Verslag vergadering Commissie voor Mobiliteit en Openbare Werken
Verslag
Mevrouw Christiaens heeft het woord.
Motorfietsen maken een steeds groter deel uit van het Belgische wagenpark: op dit moment 6,5 procent van alle voertuigen die zich op de weg bevinden. Aandacht voor de motorrijder van zowel het verkeer als het beleid is daarbij belangrijk. Een van de aandachtspunten hierbij is het verhogen van de rijvaardigheid van de motorrijders. Een doorgedreven opleiding is voor elke verkeersdeelnemer belangrijk, en extra vaardigheden kunnen motorrijders als kwetsbare weggebruikers enkel versterken.
Vlaanderen neemt daarvoor al heel wat initiatieven. U organiseert jaarlijks de Dag van de Motorrijder. Dit jaar was dat op 20 maart. Deze editie kon rekenen op 1400 deelnemers op 12 verschillende locaties. Dat antwoordde u op een schriftelijke vraag die ik u daar eerder over stelde.
Daarnaast biedt de Vlaams Stichting Verkeerskunde (VSV) ook een opleiding aan: een dagopleiding waar de nadruk ligt op motorbeheersing, veilig of defensief rijgedrag en het goed inschatten van gevaarlijke situaties. De VSV organiseert die opleiding op verschillende locaties in Vlaanderen voor 99 euro. De VSV stelde na de Dag van de Motorrijder 2016 een stijging van het aantal inschrijvingen vast.
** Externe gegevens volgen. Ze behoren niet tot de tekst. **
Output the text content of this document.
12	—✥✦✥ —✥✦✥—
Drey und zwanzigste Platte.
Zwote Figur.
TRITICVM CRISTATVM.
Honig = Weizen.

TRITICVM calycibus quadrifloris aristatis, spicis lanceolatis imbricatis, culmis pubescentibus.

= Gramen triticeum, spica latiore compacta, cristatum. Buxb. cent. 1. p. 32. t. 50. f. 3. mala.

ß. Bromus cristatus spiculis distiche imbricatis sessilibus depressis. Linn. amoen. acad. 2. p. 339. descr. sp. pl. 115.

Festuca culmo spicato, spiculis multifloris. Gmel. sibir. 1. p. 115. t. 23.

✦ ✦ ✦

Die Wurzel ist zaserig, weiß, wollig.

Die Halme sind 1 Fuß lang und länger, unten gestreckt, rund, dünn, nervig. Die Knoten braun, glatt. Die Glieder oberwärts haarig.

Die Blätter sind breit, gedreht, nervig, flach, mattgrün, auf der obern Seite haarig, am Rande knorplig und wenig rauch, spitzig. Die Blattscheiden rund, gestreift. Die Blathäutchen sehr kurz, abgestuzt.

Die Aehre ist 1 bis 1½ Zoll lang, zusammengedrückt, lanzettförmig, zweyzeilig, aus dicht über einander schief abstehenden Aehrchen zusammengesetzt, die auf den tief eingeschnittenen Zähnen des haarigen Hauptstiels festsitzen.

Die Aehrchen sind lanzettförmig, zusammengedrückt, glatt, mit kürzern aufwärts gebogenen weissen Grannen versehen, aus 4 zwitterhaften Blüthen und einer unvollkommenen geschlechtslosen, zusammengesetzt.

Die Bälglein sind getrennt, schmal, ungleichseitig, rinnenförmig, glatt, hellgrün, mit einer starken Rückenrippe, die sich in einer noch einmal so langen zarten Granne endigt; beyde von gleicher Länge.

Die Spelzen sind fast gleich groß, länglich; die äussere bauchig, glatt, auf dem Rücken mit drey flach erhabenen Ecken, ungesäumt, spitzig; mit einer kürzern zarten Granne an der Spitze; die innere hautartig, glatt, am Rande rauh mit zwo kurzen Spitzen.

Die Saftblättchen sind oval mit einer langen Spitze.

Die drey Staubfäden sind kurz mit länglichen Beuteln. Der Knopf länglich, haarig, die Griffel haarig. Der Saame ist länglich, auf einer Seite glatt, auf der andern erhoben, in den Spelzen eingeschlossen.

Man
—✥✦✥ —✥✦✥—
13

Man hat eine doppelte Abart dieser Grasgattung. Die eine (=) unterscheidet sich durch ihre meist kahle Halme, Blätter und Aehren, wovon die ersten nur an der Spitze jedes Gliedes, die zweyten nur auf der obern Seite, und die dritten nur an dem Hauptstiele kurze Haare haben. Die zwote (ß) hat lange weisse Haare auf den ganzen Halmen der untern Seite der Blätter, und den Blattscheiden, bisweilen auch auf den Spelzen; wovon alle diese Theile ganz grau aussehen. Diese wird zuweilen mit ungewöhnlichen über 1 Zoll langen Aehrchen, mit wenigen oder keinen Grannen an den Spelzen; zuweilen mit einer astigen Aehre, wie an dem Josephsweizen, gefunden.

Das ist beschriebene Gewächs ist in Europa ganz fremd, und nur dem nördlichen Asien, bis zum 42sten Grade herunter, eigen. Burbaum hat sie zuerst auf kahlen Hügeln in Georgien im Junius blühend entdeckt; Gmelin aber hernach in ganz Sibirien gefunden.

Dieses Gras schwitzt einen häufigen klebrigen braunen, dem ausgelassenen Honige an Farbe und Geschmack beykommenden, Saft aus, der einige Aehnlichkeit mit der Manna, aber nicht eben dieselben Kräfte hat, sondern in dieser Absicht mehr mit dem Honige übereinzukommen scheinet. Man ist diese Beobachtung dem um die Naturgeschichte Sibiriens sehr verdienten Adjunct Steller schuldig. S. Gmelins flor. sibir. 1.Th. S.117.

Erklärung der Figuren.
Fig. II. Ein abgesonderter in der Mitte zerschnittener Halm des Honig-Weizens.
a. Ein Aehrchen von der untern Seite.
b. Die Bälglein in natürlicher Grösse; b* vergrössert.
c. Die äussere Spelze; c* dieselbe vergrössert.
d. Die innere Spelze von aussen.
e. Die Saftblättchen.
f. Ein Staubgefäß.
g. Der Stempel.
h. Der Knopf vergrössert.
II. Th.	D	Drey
De vermelde initiatieven bieden de motorrijders enerzijds de kans om de zwaktes in hun eigen rijvaardigheden te erkennen en anderzijds de mogelijkheid om tegen een voordelig tarief een bijkomende training te volgen. Toch blijft een grote groep van motorrijders moeilijk bereikbaar.
Uit een enquête die ik afnam bij ruim 1400 motorrijders in samenwerking met Febiac en Motorcycle Action Group (MAG) bleek 72 procent van de ondervraagden geen opfriscursus te volgen. Degenen die deze enquête invullen, zijn ook sowieso de meer geëngageerde motorrijders.
Het grootste deel daarvan gaf aan voldoende ervaring te hebben en deze cursus niet nodig te hebben. Een groep van 11 procent gaf aan dit niet te doen omdat zij niet op de hoogte waren van het initiatief of omdat ze de rijvaardigheidscursus te duur vinden.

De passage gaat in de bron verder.